Il se présenta, dans cette discussion, une question d'autant plus importante que l'on entrait, pour la première fois, dans le système de la construction des chemins de fer par voie de concession. Voici cette question : La Chambre doit-elle accepter ou refuser purement et simplement, comme pour (page 137) un traité international, la convention provisoire; ou peut-elle y porter des changements? Le droit de faire ce que le ministre aurait dû avoir fait; le droit de changer ce que le ministre aurait accepté mal à propos, nous paraissent incontestables. Introduire des modifications dans cette convention, ce n'est point la rejeter, c'est mettre le ministre à même de stipuler définitivement sur ce pied, soit avec la compagnie primitive qui adhère à ce changement, soit avec une autre compagnie qui l'accepterait. Mais c'est là une question d'opportunité; pour la résoudre, il faut examiner si les amendements proposés ont assez d'importance, pour courir la chance de voir la compagnie demanderesse se retirer, sans espoir que d'autres demandeurs la remplacent. Le mieux serait d'autoriser le Gouvernement à concéder sur certaines bases, comme maximum des avantages à accorder, sans dénommer, le concessionnaire. L'administration aurait ainsi plus de latitude et de force pour traiter.

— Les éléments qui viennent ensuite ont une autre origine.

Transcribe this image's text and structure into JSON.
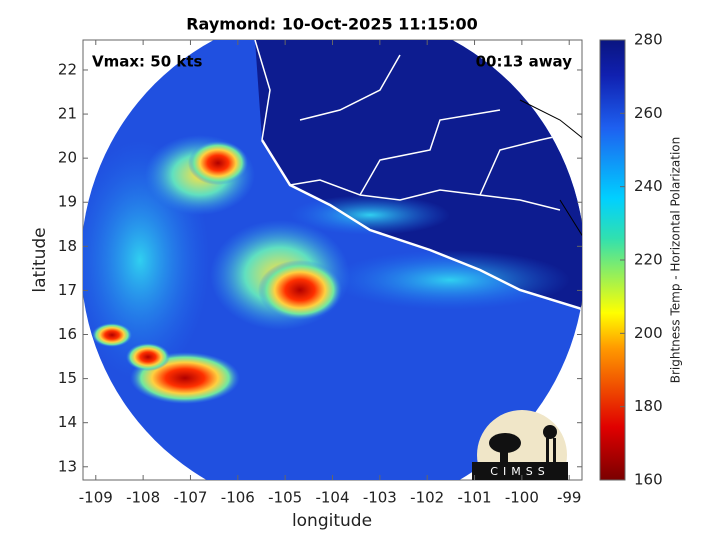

Nous signalons une modification, au fond importante, introduite sur l'observation de M. Malou. On stipulait que les particuliers pourraient établir le long du chemin de fer et sur des points à leur choix, des magasins, abordages avec des machines, etc. Rien de mieux ; mais on ajoutait : le Gouvernement se réserve d'autoriser la prise en possession des terrains nécessaires par les voies usitées pour l'expropriation pour cause d'utilité publique. Or, c'était là une question d'intérêt privé, devant se résoudre par des conventions particulières et ne pouvant pas ouvrir un droit à l'expropriation forcée, comme pour cause d'utilité publique. Ce paragraphe fut écarté à bon droit. Le projet fut admis, à l'unanimité, dans les deux enceintes (Loi du 7 mars 1845. Annales parlementaires, 1844-1845, pp. 911, 916, 925, 932, 979, 982.)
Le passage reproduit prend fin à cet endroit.